Your anxious adolescent

Lorna McCallum, O.T. Ret (MB), RMFT
Counsellor, Employee Assistance Program
May 2, 2021

Adolescence is a challenging and perplexing time, as well as a period of creativity, heightened learning abilities and social exploration. Beginning at approximately the age of twelve and continuing into the early twenties, the adolescent navigates a heady mix of brain development, hormonal shifts and complex psychological tasks. These include the renegotiation of their relationships with parents and peers, and the formation of key aspects of their personal identity, values and belief systems. Given the multitude of changes and the inevitable uncertainties adolescents face during this life stage, anxiety often hums along like a low-pitched background noise. In moderation and as a temporary state, anxiety supports adolescents to remain alert, focused and motivated to deal with life’s challenges. However, for some, their experience of anxiety amplifies to become a chronic, high-pitched siren, interfering with their ability to manage daily activities and disrupting their social and emotional development.

At its base, anxiety is a developmentally normal and necessary safeguard for the survival of our species. Anxiety’s primary function is that of triggering nature’s biological alarm system – the “fight, flight or freeze” response. This state of heightened arousal alerts us to potentially stressful situations and balances out our urge toward growth with the ability to assess for, and to avoid, danger. It is only when our response becomes unrelentingly intense and irrational that it can be characterized as an anxiety disorder. Approximately one in ten adolescents is affected today, and while these disorders are both distressing and challenging experiences, they are also highly treatable.

Anxiety may negatively impact adolescents’ thinking and reasoning processes (cognitions), their emotional experiences, their physiological state and their coping behaviours. Symptoms include:

Cognitive: Distorted, catastrophic and ruminative thought patterns, challenges with concentration and with decision-making.

Emotional: Irritability, tearfulness, low mood, poor self-esteem, unstable family or peer relations.

Physical: Sleep and appetite disturbances, sweating, tremulousness, rapid heartbeat, muscle tension, frequent stomachaches and headaches, feelings of being unreal or being detached from situational reality.

Behavioural: Persistent avoidance of the feared object or situations, poor performance in (or dropping out of) school, substance use.

The possible causes of anxiety disorders represent the knitting together of multiple biological and environmental influences. These include:

Gender: Twice as many adolescent females than males develop anxiety disorders. The specific reasons remain in question, but possible influences include hormonal changes at puberty, increased emphasis on and exposure to relationship stressors, and negative self-perceptions due to identification with female stereotypes.

Genetics: Researchers have identified evidence for the genetic transmission of anxiety, and adolescents with anxious parents have a significantly higher risk of developing an anxiety disorder.

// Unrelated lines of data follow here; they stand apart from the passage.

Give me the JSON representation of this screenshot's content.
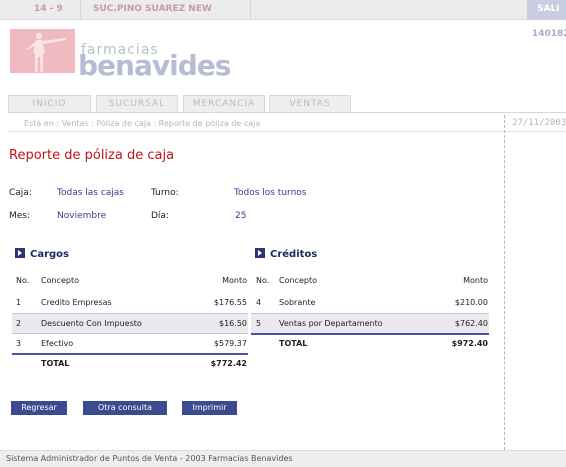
{
  "topbar": {
    "store_number": "14 - 9",
    "store_name": "SUC.PINO SUAREZ NEW",
    "exit_label": "SALI"
  },
  "header": {
    "logo_small": "farmacias",
    "logo_main": "benavides",
    "logo_reg": "®",
    "user_id": "140182"
  },
  "tabs": [
    "INICIO",
    "SUCURSAL",
    "MERCANCÍA",
    "VENTAS"
  ],
  "breadcrumb": "Está en : Ventas : Póliza de caja : Reporte de póliza de caja",
  "date": "27/11/2003",
  "page_title": "Reporte de póliza de caja",
  "filters": {
    "caja_label": "Caja:",
    "caja_value": "Todas las cajas",
    "turno_label": "Turno:",
    "turno_value": "Todos los turnos",
    "mes_label": "Mes:",
    "mes_value": "Noviembre",
    "dia_label": "Día:",
    "dia_value": "25"
  },
  "cargos": {
    "title": "Cargos",
    "col_no": "No.",
    "col_concepto": "Concepto",
    "col_monto": "Monto",
    "rows": [
      {
        "no": "1",
        "concepto": "Credito Empresas",
        "monto": "$176.55"
      },
      {
        "no": "2",
        "concepto": "Descuento Con Impuesto",
        "monto": "$16.50"
      },
      {
        "no": "3",
        "concepto": "Efectivo",
        "monto": "$579.37"
      }
    ],
    "total_label": "TOTAL",
    "total": "$772.42"
  },
  "creditos": {
    "title": "Créditos",
    "col_no": "No.",
    "col_concepto": "Concepto",
    "col_monto": "Monto",
    "rows": [
      {
        "no": "4",
        "concepto": "Sobrante",
        "monto": "$210.00"
      },
      {
        "no": "5",
        "concepto": "Ventas por Departamento",
        "monto": "$762.40"
      }
    ],
    "total_label": "TOTAL",
    "total": "$972.40"
  },
  "buttons": {
    "regresar": "Regresar",
    "otra_consulta": "Otra consulta",
    "imprimir": "Imprimir"
  },
  "footer": "Sistema Administrador de Puntos de Venta - 2003 Farmacias Benavides"
}
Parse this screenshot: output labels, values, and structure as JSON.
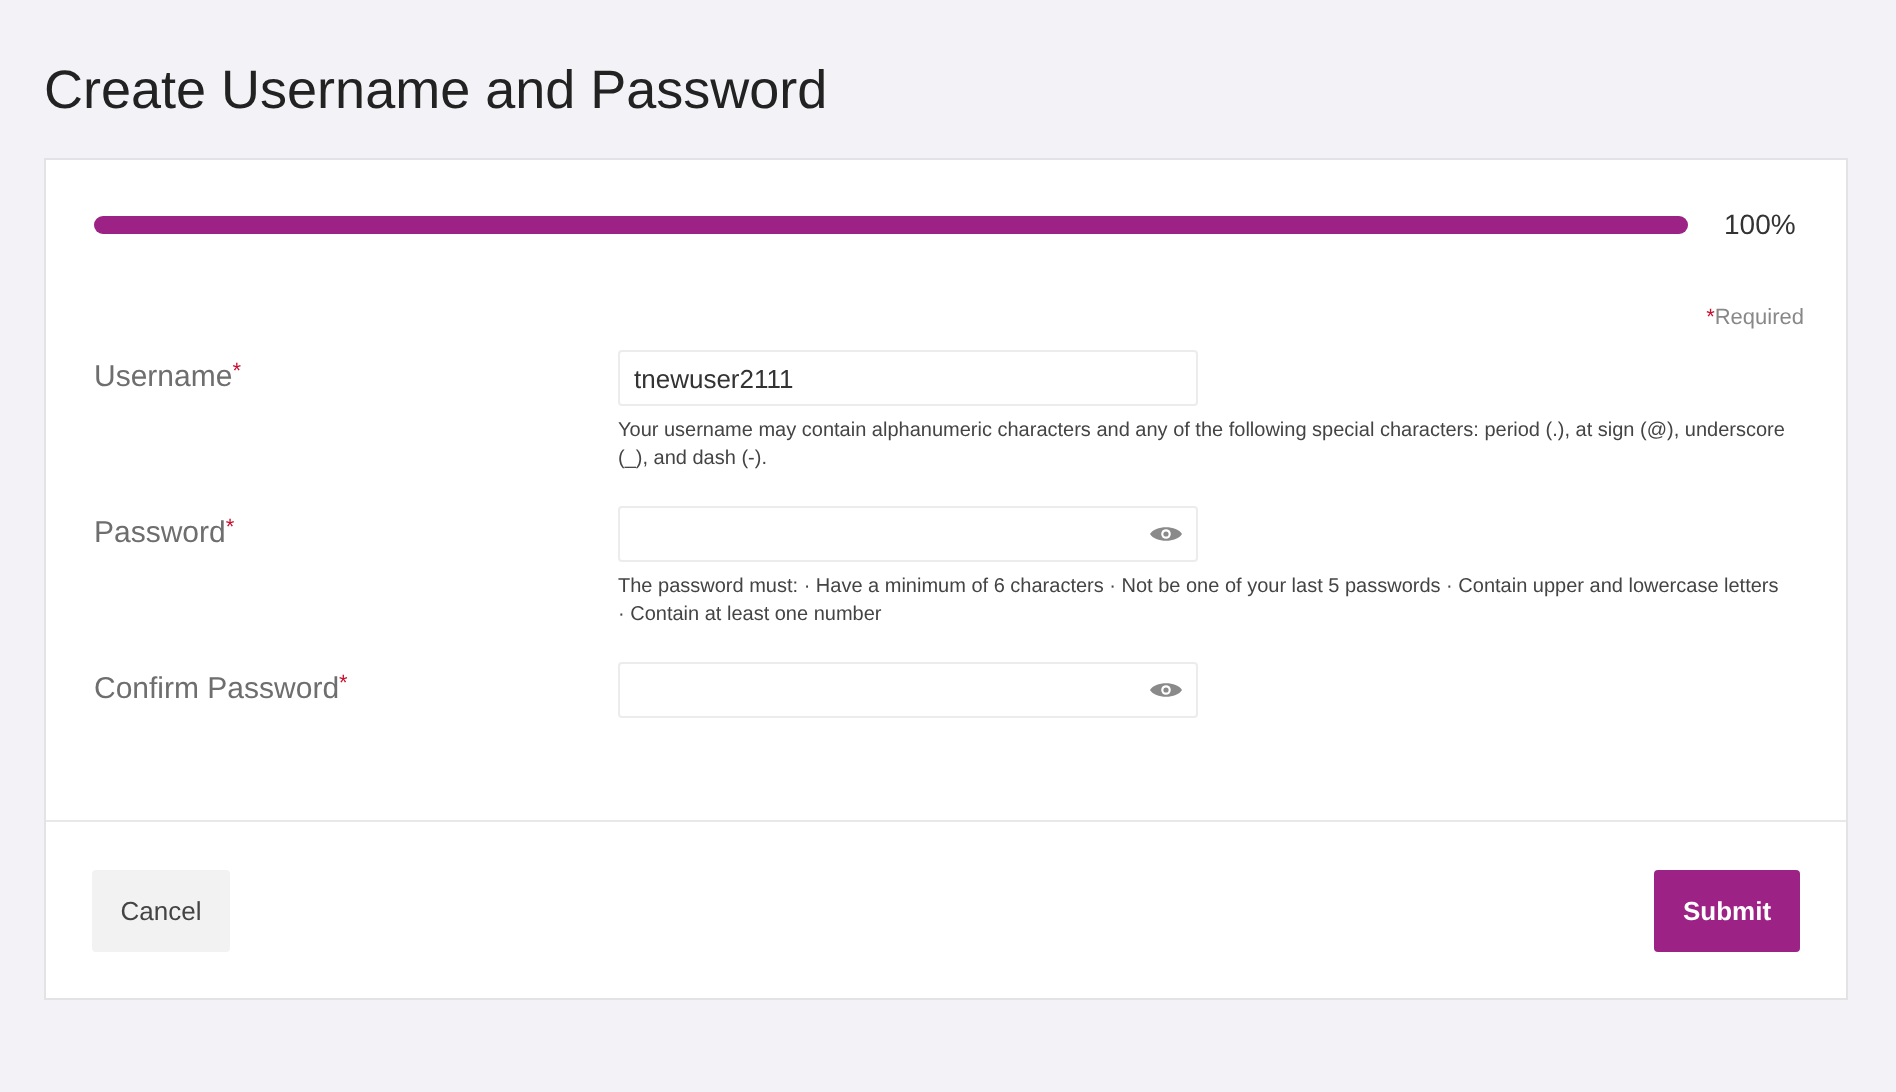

Temperament: Many anxious adolescents appear to be sensitized to risk from birth. They demonstrate a cautious style of responding to even minor changes in their environment and as a result are more likely than their outgoing peers to develop a disorder.

Environmental stressors: Exposure to violence, traumatic events, bullying, serious illness, complex family dynamics, the loss of a loved one or of a friendship – these may all precipitate clinical levels of anxiety.

As the most invested support system in your adolescent’s life, you have a key role to play in supporting their anxiety management work. The following are some strategies that may assist your child in their quest to break free from anxiety:

Empathizing: It can be difficult to connect with an anxious adolescent. While they don’t want to feel the way they do, they may struggle to know how to ask for help. Entering your child’s world without judgment will ensure that they feel understood and may open the door for you to offer your assistance.

Collaborative problem solving: Help your adolescent shift the emphasis away from overwhelming emotion by using externalization (reinforcing that “the problem is the problem” and not them). Then, ally with them to develop more flexible and logical solutions to their challenges.

Modeling: Research suggests that when parents demonstrate for their child ways to successfully cope despite feeling anxious, they can instill a potent form of learning about living in the moment, accepting uncertainty, celebrating effort and facing fears.

Counselling: Talking with your teen about counselling and helping them get connected with a counsellor is a meaningful act of support that normalizes and highlights the positivity of asking for help when we need it. All Manitobans can access Manitoba Blue Cross's counselling services for concerns regarding anxiety and other developmental hurdles by finding the available support and booking an appointment here.

For those adolescents whose path includes the propensity for anxiety, learning to be present for this uncomfortable feeling and to find ways to let it lessen can ultimately result in increased resiliency and confidence to navigate life’s challenges.